In conclusion, the memory access patterns impact the performance on GPUs greatly. The performance can be improved from two levels. From the GPU architecture design level, the stalls due to memory accesses need to be optimized. From the application level, the implementation of kernels and frameworks need to consider more efficient memory access, such as better locality.

6.5.2 Iteration Impact on Architecture Behaviors

Fig. 12: Similarity with Different Iterations.

AI benchmarks always need hundreds of iterations to obtain higher prediction precision and lower training loss. However, for architecture research, AI benchmarks are too time-consuming even if running on GPUs. To evaluate the impact of iteration number on microarchitectural characteristic of AI, we run five neural networks using different number of iterations – Small, Medium, Large. For Alexnet, Googlenet, Inception and VGG16 networks, we run 1 (Small), 10 (Medium), 100 (Large) epoches, respectively. For Resnet networks, we run 2000 (Small), 10000 (Medium), 50000 (Large) training steps. respectively.
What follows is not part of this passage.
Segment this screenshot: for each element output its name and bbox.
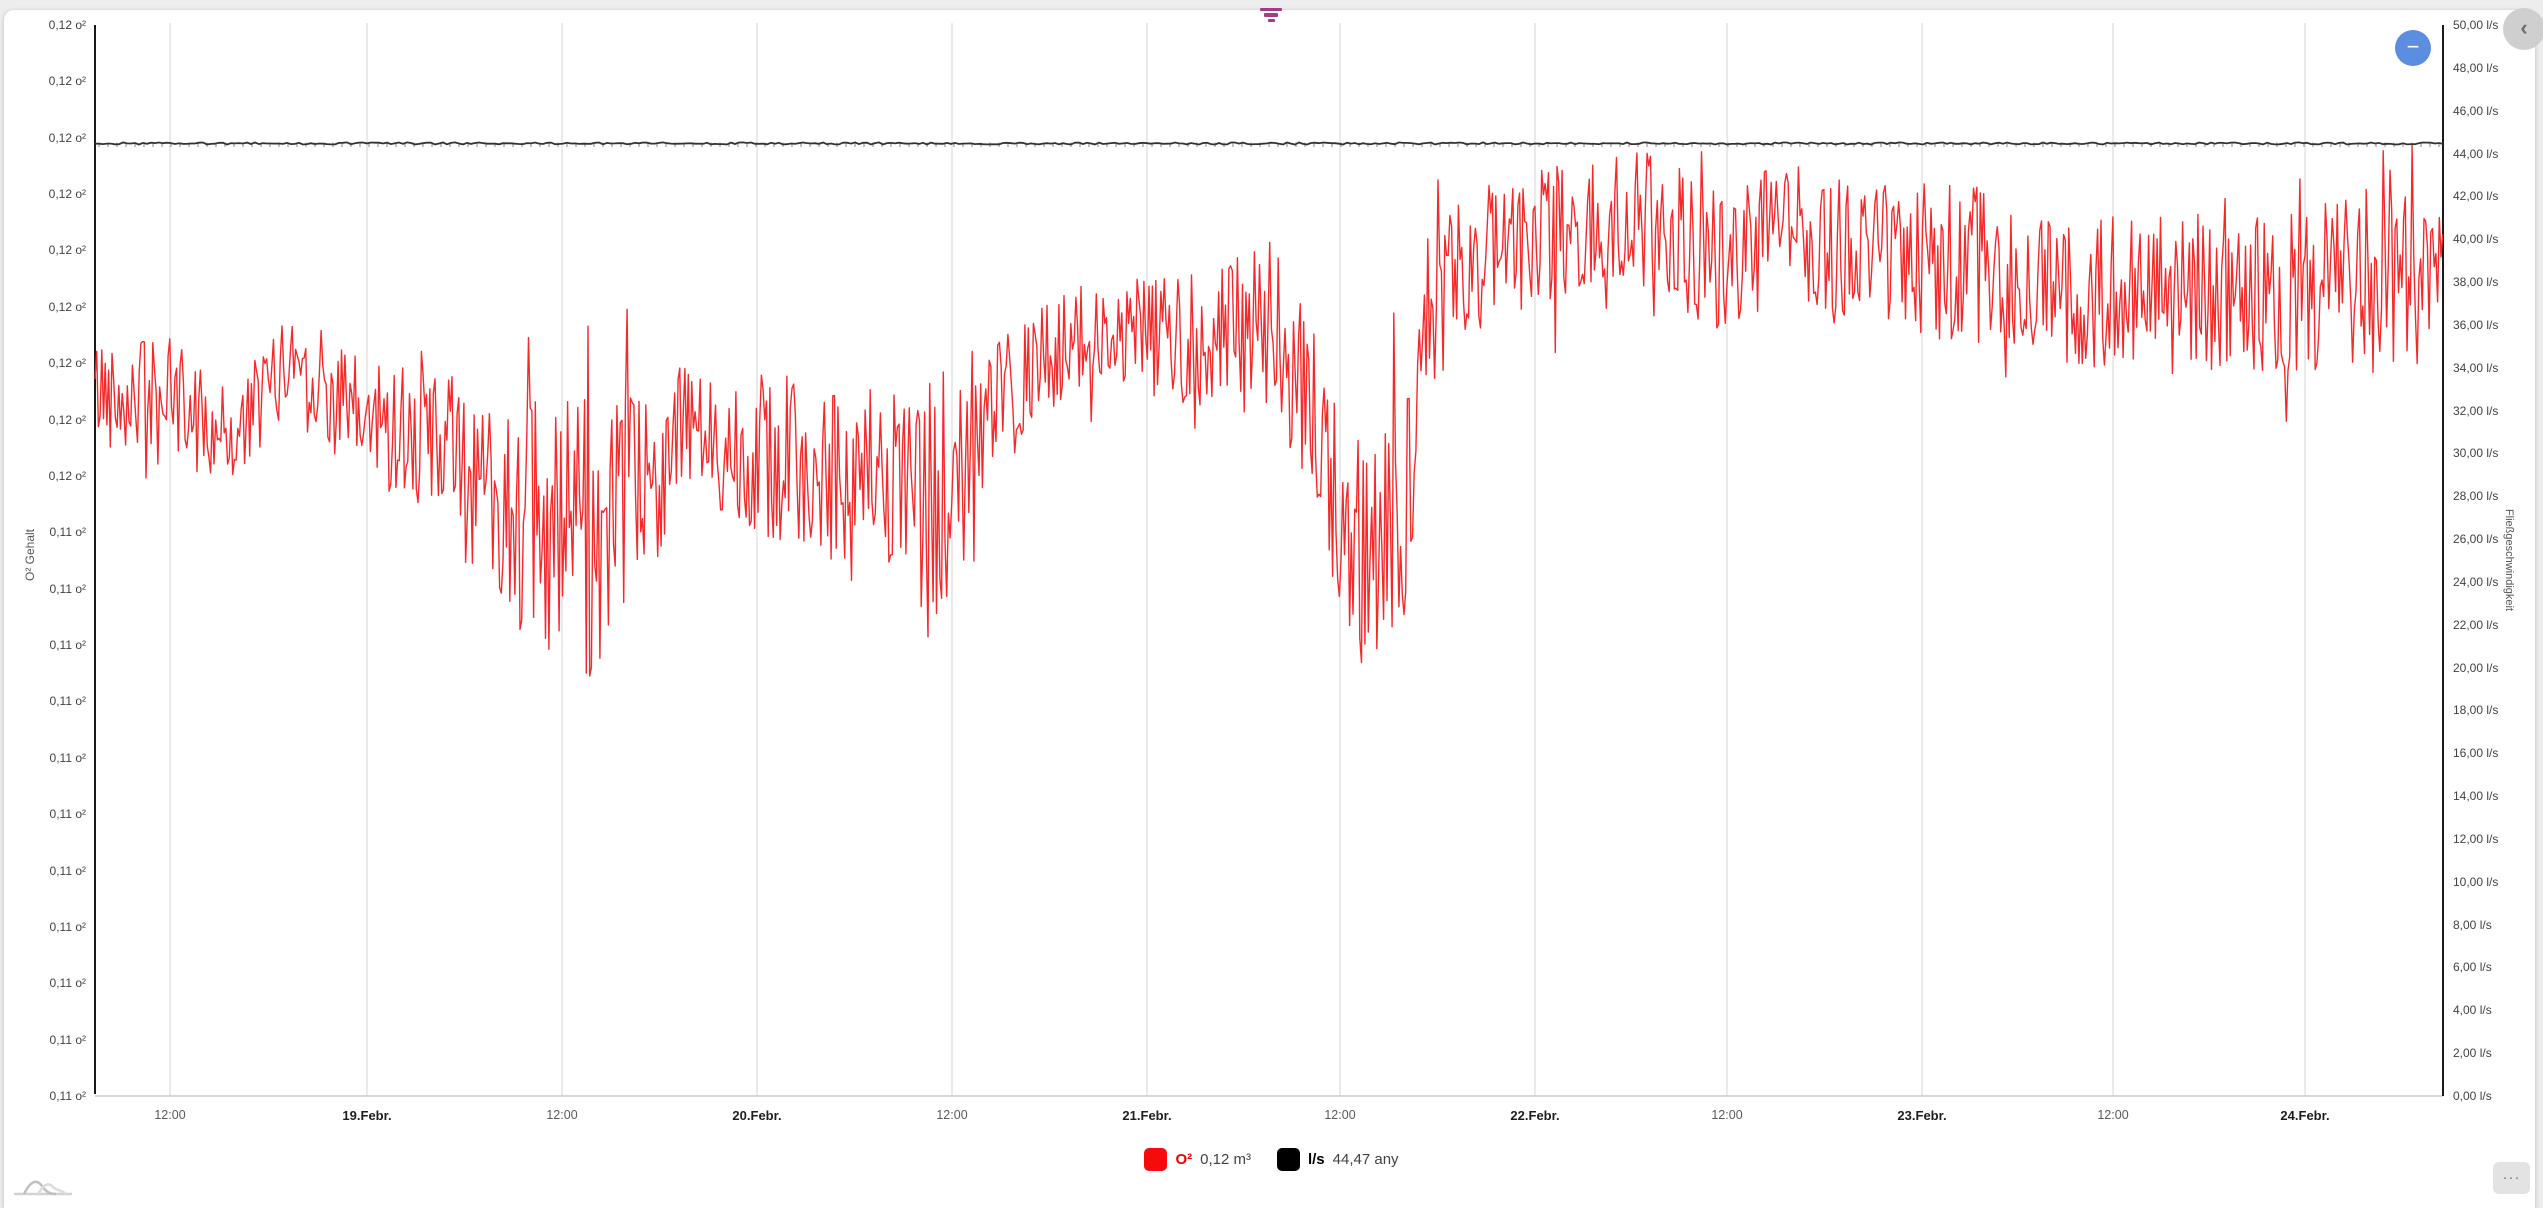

We use PCA [101]

and hierarchical clustering 

[102] to measure the similarity, using all fifty micro-architectural metrics we collect according to the Top-Down method. Fig.  12 presents the linkage distance of all AI benchmarks, and the smaller distance means the higher similarity. We find that the same neural networks with different iteration numbers are clustered together and have shorter distance, which means a small number of iterations is enough for micro-architectural evaluation of AI benchmarks.

7 Conclusion

In this paper, we propose a data motif-based scalable benchmarking methodology to build micro, component, and end-to-end application benchmarks. Following this methodology, we set up a unified open source big data and AI benchmark suite – BigDataBench 4.0. Finally, we comprehensively characterize BigDataBench 4.0 on CPUs and GPUs, respectively.